Dan Bricklin fostered the PC revolution when he helped create VisiCalc for the Apple almost 25 years ago. It and its successors, Lotus 1-2-3 and Excel, were the original “killer app” for PCs.

Bricklin went on from that success to give us the granddaddy of presentation programs in Dan Bricklin’s Demo – used to produce demonstrations, presentations, simulations and prototypes of computer programs. It’s still being sold. While not a killer app, it was a neat idea.

Now Bricklin has a new idea that involves small business and the directory arena, and he might just be on to something yet again.

Small & Medium Business Metadata (SMBmeta) is an XML specification for identification and location information for small, primarily bricks-and-mortar businesses. Third-party information aggregators could harvest the data with robots and build business directories that let consumers easily find the goods and services they seek. See for details on how it will/should work.

Burton Group’s Jamie Lewis says he thinks this is a better method of finding businesses and services than the IBM/Microsoft Universal Description, Discovery and Integration technology, which up to now hasn’t taken off and probably never will.

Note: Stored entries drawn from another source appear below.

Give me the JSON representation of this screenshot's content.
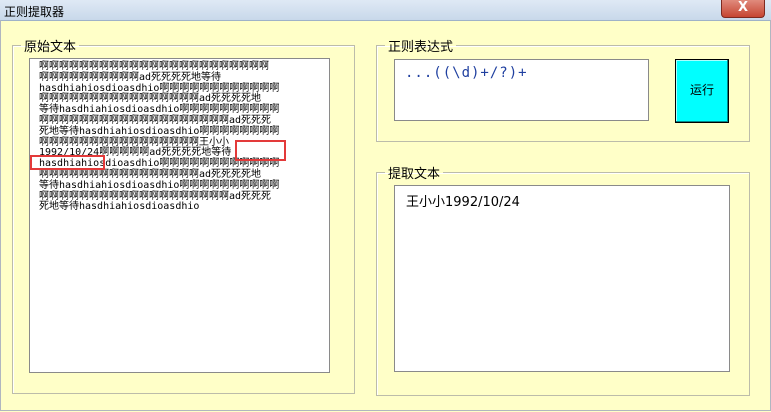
{
  "window": {
    "title": "正则提取器",
    "close_label": "X"
  },
  "original": {
    "legend": "原始文本",
    "lines": [
      "啊啊啊啊啊啊啊啊啊啊啊啊啊啊啊啊啊啊啊啊啊啊啊",
      "啊啊啊啊啊啊啊啊啊啊ad死死死死地等待",
      "hasdhiahiosdioasdhio啊啊啊啊啊啊啊啊啊啊啊啊",
      "啊啊啊啊啊啊啊啊啊啊啊啊啊啊啊啊ad死死死死地",
      "等待hasdhiahiosdioasdhio啊啊啊啊啊啊啊啊啊啊",
      "啊啊啊啊啊啊啊啊啊啊啊啊啊啊啊啊啊啊啊ad死死死",
      "死地等待hasdhiahiosdioasdhio啊啊啊啊啊啊啊啊",
      "啊啊啊啊啊啊啊啊啊啊啊啊啊啊啊啊王小小",
      "1992/10/24啊啊啊啊啊ad死死死死地等待",
      "hasdhiahiosdioasdhio啊啊啊啊啊啊啊啊啊啊啊啊",
      "啊啊啊啊啊啊啊啊啊啊啊啊啊啊啊啊ad死死死死地",
      "等待hasdhiahiosdioasdhio啊啊啊啊啊啊啊啊啊啊",
      "啊啊啊啊啊啊啊啊啊啊啊啊啊啊啊啊啊啊啊ad死死死",
      "死地等待hasdhiahiosdioasdhio"
    ]
  },
  "regex": {
    "legend": "正则表达式",
    "value": "...((\\d)+/?)+"
  },
  "run_button": {
    "label": "运行"
  },
  "result": {
    "legend": "提取文本",
    "value": "王小小1992/10/24"
  },
  "highlight_color": "#e33a3a",
  "run_button_color": "#00ffff",
  "background_color": "#ffffc8"
}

Lewis calls the concept behind SMBmeta a “loosely coupled, self-organizing directory,” and offers the possibility of joining the SMBmeta concept with peer-to-peer technologies.

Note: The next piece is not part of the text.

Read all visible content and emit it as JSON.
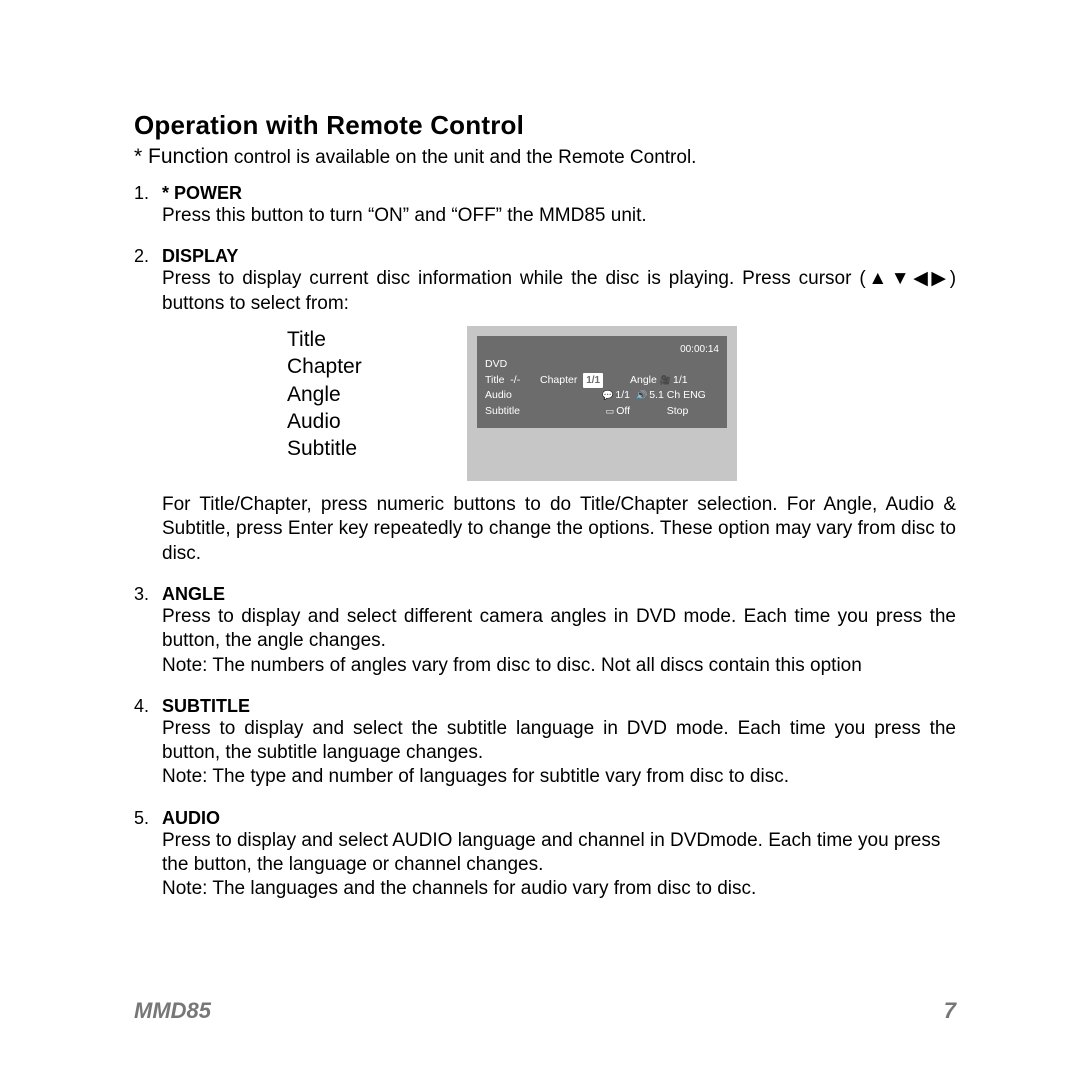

In many ways, the concept encompasses what I’ve called the “personal directory”  and is similar to the “.DIR” top-level domain Novell proposed a few years ago.

In fact, the .DIR specification is remarkably similar to the SMBmeta specification in scope and direction. But we’ll need to encompass more than just small to midsize businesses for this to ever graduate from being a simple niche product. There are some problems that need to be addressed, such as scaling. One smbmeta.xlm file per Web domain would have to include a huge number of lines for the locations of every McDonald’s restaurant, for example.

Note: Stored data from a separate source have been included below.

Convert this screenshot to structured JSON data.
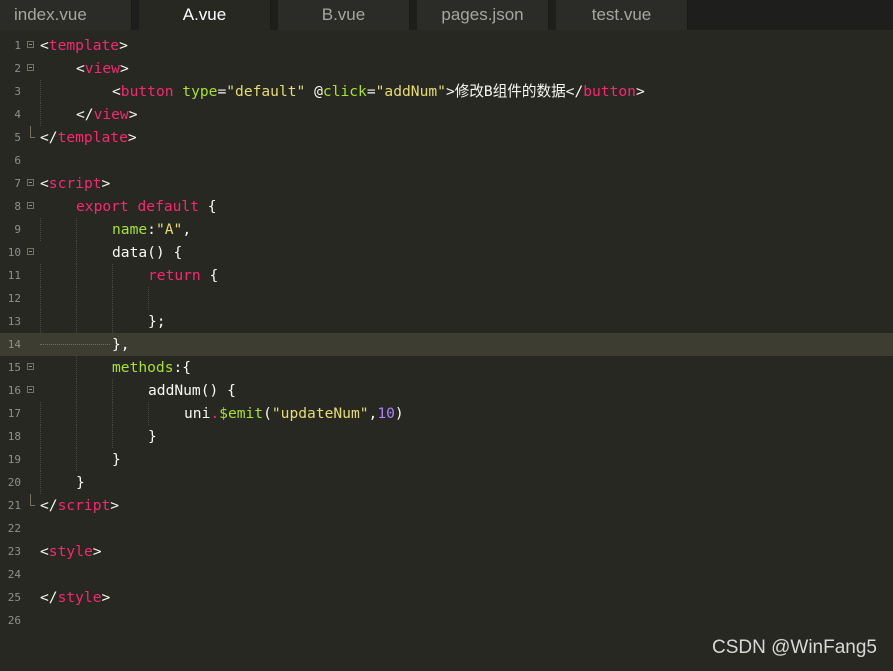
{
  "tabs": [
    {
      "label": "index.vue"
    },
    {
      "label": "A.vue"
    },
    {
      "label": "B.vue"
    },
    {
      "label": "pages.json"
    },
    {
      "label": "test.vue"
    }
  ],
  "active_tab": "A.vue",
  "code": {
    "l1": {
      "num": "1",
      "t1": "<",
      "t2": "template",
      "t3": ">"
    },
    "l2": {
      "num": "2",
      "t1": "<",
      "t2": "view",
      "t3": ">"
    },
    "l3": {
      "num": "3",
      "t1": "<",
      "t2": "button",
      "a1": " type",
      "e1": "=",
      "s1": "\"default\"",
      "a2": " @",
      "a2b": "click",
      "e2": "=",
      "s2": "\"addNum\"",
      "txt": ">修改B组件的数据</",
      "t4": "button",
      "t5": ">"
    },
    "l4": {
      "num": "4",
      "t1": "</",
      "t2": "view",
      "t3": ">"
    },
    "l5": {
      "num": "5",
      "t1": "</",
      "t2": "template",
      "t3": ">"
    },
    "l6": {
      "num": "6"
    },
    "l7": {
      "num": "7",
      "t1": "<",
      "t2": "script",
      "t3": ">"
    },
    "l8": {
      "num": "8",
      "k1": "export default",
      "p1": " {"
    },
    "l9": {
      "num": "9",
      "a1": "name",
      "p1": ":",
      "s1": "\"A\"",
      "p2": ","
    },
    "l10": {
      "num": "10",
      "p1": "data() {"
    },
    "l11": {
      "num": "11",
      "k1": "return",
      "p1": " {"
    },
    "l12": {
      "num": "12"
    },
    "l13": {
      "num": "13",
      "p1": "};"
    },
    "l14": {
      "num": "14",
      "p1": "},"
    },
    "l15": {
      "num": "15",
      "a1": "methods",
      "p1": ":{"
    },
    "l16": {
      "num": "16",
      "p1": "addNum() {"
    },
    "l17": {
      "num": "17",
      "p1": "uni",
      "k1": ".",
      "f1": "$emit",
      "p2": "(",
      "s1": "\"updateNum\"",
      "p3": ",",
      "n1": "10",
      "p4": ")"
    },
    "l18": {
      "num": "18",
      "p1": "}"
    },
    "l19": {
      "num": "19",
      "p1": "}"
    },
    "l20": {
      "num": "20",
      "p1": "}"
    },
    "l21": {
      "num": "21",
      "t1": "</",
      "t2": "script",
      "t3": ">"
    },
    "l22": {
      "num": "22"
    },
    "l23": {
      "num": "23",
      "t1": "<",
      "t2": "style",
      "t3": ">"
    },
    "l24": {
      "num": "24"
    },
    "l25": {
      "num": "25",
      "t1": "</",
      "t2": "style",
      "t3": ">"
    },
    "l26": {
      "num": "26"
    }
  },
  "watermark": "CSDN @WinFang5",
  "colors": {
    "background": "#272822",
    "tag": "#f92672",
    "attribute": "#a6e22e",
    "string": "#e6db74",
    "number": "#ae81ff",
    "plain": "#f8f8f2"
  }
}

A way also will need to be found to extend this concept to individuals and a way to simply federate the data (on a dynamic, ad hoc basis) and aggregate it. I’ll explore these concepts more in the Network World “Identity Management” newsletter over the coming weeks (sign up for the Identity Management newsletter).

Just as VisiCalc begat Excel and “Demo” begat PowerPoint and Flash, SMBmeta could be the prototype for the next killer app.

Tip of the week

VisiCalc was released for the IBM PC in 1981 – and it still runs on today’s machines! Head over to Bricklin’s site, where you can download a copy and experience what was the cutting edge of PC computing some 20 years ago.